Here are some of the questions we used to guide our inquiry process:
What are the features of a forest?
What are the features of a tree?
How are trees different?
1. We began by reading The Camping Trip that Changed America by Barb Rosenstock. This is an amazing book that is readily available at most local libraries. Take into consideration that the book is a bit long, so you may want to take a couple of days to read it. Please note that the sequence of learning experiences took place over several days.
2. Soon after, we let students explore different atlases of CA to notice (in particular) where the mountains and forests were. We had a class discussion about this.
3. We asked students if they had ever wondered how the mountains were made. We annotated their thoughts and moved to explaining the different types of mountains: Volcanic, Fold, Fault-block, Dome, and Erosion Mountains. Students wrote in their notebooks how they thought each mountain was formed based on just the name (this is what we call a claim).
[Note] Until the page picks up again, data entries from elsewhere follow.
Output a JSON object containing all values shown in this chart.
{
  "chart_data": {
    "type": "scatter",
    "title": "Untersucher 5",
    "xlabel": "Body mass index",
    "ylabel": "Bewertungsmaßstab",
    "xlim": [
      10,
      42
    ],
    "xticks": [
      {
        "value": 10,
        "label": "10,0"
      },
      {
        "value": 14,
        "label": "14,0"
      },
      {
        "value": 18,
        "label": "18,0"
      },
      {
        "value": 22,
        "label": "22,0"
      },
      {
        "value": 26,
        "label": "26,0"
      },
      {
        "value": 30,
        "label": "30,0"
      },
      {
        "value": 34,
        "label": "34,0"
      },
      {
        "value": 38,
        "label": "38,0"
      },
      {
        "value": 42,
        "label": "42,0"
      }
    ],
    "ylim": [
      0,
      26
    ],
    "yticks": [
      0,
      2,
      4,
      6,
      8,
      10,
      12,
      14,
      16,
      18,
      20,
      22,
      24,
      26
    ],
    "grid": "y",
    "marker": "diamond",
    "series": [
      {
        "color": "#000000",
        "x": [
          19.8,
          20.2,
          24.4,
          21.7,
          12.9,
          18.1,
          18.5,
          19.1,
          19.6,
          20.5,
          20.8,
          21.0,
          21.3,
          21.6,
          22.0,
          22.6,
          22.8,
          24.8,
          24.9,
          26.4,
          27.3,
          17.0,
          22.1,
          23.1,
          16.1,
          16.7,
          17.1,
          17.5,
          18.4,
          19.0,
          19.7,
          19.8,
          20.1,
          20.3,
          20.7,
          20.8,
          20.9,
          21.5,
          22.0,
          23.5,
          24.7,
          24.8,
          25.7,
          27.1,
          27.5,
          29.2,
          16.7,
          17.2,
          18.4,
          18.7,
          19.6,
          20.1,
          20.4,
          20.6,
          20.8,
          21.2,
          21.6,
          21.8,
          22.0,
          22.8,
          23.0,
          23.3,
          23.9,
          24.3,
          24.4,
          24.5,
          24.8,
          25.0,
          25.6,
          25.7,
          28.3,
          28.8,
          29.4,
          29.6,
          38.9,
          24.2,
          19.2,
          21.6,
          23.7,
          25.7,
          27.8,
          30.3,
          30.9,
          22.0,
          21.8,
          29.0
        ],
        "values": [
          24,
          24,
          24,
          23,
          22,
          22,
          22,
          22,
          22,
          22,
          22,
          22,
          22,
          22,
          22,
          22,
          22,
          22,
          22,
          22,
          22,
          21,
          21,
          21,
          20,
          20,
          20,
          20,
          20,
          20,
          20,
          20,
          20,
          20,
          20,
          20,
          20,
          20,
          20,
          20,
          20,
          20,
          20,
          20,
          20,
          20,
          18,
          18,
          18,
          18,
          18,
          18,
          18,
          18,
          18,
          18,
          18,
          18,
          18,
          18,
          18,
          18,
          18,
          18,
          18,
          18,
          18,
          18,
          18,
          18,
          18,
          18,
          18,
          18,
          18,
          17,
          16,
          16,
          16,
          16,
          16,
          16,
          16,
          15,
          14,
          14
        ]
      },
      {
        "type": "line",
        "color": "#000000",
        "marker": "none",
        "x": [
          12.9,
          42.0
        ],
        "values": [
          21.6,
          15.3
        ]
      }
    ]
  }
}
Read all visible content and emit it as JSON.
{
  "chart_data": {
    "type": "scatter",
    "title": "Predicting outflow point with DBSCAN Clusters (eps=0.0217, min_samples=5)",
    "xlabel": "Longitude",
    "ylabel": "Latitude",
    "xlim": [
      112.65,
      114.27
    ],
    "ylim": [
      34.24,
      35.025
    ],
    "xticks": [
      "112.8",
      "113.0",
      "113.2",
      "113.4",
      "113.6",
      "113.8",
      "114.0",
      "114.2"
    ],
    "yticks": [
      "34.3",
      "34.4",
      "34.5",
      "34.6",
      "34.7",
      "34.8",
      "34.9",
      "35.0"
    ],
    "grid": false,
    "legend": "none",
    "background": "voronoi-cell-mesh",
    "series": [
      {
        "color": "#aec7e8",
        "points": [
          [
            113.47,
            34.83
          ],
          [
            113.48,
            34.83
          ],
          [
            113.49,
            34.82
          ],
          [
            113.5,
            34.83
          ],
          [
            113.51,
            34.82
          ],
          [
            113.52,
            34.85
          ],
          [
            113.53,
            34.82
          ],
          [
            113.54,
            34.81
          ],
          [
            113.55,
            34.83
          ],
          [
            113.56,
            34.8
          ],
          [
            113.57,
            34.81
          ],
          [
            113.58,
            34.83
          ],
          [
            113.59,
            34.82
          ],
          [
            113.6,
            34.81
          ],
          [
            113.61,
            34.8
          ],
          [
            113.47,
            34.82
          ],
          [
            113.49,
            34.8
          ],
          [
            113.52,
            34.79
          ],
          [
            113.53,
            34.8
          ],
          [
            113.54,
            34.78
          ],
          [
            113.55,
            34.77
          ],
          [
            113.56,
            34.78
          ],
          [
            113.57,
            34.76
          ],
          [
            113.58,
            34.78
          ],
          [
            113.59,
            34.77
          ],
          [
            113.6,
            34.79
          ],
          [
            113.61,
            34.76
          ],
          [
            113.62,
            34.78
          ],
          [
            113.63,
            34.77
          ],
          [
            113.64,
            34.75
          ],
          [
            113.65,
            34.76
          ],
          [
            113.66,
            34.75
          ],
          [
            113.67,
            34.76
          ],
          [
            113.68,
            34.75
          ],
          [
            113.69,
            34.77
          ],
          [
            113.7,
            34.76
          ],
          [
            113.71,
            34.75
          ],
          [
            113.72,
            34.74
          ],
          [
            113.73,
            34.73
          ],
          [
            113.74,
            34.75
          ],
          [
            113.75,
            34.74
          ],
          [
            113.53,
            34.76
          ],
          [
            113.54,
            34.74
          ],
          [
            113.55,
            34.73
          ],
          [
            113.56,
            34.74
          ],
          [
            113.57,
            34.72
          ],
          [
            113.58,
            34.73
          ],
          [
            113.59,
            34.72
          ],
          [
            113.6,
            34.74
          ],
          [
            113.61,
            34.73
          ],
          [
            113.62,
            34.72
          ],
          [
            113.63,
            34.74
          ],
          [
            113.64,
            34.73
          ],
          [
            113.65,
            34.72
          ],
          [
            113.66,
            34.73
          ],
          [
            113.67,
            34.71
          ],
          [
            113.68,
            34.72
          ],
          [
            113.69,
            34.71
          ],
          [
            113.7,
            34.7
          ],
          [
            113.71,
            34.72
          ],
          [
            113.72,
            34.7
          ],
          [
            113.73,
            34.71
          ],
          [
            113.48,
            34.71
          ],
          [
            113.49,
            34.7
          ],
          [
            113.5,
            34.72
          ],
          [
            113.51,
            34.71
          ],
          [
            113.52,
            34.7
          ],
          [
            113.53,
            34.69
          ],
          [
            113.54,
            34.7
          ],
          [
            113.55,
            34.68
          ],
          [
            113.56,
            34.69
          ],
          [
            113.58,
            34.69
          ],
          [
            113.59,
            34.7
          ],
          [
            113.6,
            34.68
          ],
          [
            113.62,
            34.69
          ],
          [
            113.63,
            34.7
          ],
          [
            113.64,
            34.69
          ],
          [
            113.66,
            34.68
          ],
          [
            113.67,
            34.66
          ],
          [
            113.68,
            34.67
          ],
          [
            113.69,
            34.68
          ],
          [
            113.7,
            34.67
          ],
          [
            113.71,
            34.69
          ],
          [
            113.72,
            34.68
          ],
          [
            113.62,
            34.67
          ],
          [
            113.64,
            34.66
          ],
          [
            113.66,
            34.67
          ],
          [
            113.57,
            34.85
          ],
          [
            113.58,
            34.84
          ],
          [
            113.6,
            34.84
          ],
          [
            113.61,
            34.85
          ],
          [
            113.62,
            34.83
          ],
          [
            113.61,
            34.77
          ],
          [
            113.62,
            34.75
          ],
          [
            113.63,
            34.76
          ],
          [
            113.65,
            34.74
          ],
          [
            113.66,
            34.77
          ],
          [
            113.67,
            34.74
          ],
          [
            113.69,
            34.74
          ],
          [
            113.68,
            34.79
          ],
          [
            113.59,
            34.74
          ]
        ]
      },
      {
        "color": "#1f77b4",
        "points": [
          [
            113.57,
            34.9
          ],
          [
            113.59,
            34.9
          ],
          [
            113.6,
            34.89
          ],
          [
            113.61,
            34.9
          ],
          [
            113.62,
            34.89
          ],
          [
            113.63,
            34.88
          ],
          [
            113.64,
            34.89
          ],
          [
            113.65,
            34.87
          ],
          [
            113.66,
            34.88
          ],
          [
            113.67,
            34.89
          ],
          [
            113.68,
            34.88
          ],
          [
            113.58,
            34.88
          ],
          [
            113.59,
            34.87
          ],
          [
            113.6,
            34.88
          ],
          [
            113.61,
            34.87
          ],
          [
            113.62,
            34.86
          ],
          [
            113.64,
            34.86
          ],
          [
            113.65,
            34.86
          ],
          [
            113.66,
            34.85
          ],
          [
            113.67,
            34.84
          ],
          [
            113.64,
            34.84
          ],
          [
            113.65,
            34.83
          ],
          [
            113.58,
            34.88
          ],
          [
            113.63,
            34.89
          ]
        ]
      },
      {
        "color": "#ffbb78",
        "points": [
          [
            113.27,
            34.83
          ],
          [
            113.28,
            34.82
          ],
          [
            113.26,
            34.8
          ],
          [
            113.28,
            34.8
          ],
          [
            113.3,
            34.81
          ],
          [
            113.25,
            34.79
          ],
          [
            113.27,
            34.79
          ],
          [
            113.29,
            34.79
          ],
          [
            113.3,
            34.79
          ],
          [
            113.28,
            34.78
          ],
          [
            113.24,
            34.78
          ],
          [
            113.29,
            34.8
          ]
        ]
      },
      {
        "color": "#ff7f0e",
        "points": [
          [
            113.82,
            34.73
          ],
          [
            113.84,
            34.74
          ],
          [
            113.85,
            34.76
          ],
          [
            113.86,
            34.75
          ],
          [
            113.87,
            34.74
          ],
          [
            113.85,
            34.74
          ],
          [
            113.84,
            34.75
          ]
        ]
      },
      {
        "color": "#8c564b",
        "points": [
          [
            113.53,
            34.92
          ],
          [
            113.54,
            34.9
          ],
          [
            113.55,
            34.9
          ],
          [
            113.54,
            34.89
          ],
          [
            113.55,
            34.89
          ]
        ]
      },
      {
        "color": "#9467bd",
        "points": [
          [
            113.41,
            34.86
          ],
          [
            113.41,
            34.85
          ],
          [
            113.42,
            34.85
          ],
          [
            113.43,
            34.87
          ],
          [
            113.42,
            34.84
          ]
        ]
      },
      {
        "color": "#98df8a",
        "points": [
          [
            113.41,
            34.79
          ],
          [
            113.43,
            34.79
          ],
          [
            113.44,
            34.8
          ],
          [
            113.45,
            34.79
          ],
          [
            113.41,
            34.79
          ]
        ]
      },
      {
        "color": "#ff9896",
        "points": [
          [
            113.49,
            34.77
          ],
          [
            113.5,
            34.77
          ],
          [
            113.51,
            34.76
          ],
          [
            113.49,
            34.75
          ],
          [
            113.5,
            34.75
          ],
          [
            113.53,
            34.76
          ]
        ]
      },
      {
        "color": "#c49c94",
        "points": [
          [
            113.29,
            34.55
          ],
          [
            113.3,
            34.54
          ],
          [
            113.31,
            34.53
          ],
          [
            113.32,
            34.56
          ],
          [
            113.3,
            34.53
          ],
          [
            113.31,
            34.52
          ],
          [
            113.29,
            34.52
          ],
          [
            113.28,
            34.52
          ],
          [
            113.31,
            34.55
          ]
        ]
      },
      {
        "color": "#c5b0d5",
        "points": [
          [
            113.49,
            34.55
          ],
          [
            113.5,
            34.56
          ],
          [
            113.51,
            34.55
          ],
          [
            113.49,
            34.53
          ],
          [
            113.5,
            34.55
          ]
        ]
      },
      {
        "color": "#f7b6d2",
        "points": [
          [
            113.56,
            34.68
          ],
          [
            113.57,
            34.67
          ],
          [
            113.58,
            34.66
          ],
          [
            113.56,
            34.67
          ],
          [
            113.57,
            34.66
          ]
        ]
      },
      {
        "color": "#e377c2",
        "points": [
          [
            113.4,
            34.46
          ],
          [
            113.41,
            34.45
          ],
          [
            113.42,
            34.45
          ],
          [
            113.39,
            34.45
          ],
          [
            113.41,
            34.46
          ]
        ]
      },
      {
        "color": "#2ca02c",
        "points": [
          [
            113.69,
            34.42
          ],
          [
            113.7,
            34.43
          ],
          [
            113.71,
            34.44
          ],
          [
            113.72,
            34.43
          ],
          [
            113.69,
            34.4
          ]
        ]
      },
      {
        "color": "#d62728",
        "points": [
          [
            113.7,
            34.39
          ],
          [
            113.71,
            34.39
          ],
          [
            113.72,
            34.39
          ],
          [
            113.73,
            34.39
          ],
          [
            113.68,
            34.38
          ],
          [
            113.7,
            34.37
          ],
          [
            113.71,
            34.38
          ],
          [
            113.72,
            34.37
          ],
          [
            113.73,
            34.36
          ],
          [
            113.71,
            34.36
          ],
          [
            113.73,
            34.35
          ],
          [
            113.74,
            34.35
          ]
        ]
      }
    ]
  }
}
4. Students viewed a PPT (Powerpoint) of how mountains were made. Then had them write out the evidence and make a sketch of how the mountains were actually made. Children were asked to guess what kinds of mountains we had in California? (Fault-block mountains). We briefly discussed about the earthquakes that we still feel as still forming the mountains.
|Modeling the chart our students were asked to start in their inquiry journals|
5. As teachers, we read a Native American myth called How a Mountain Came To Be (we use a really old and discontinued series of inquiry activities named DWOK – so I will scan the myth and share it with you/hopefully I will not break any copyright laws). Students discussed how Native Americans used the myth to show their understanding of how mountains were formed.
6. The class was divided into small groups (3-4 students per group). Each group was given a different kind of mountain formation. They reflected on how the myth was written (the one they listened to) and wrote their own mountain formation myth.
7. In the end, they presented their myths to the class and as teachers we took a picture of their tableau.
8. The pictures were added to our growing CA map.
Our students LOVED the activity and were really engaged. Many even added their own schema into the mix and used names of Gods they knew. Talk about bringing it all together. So, how do you integrate the arts into your lessons? I would love to hear.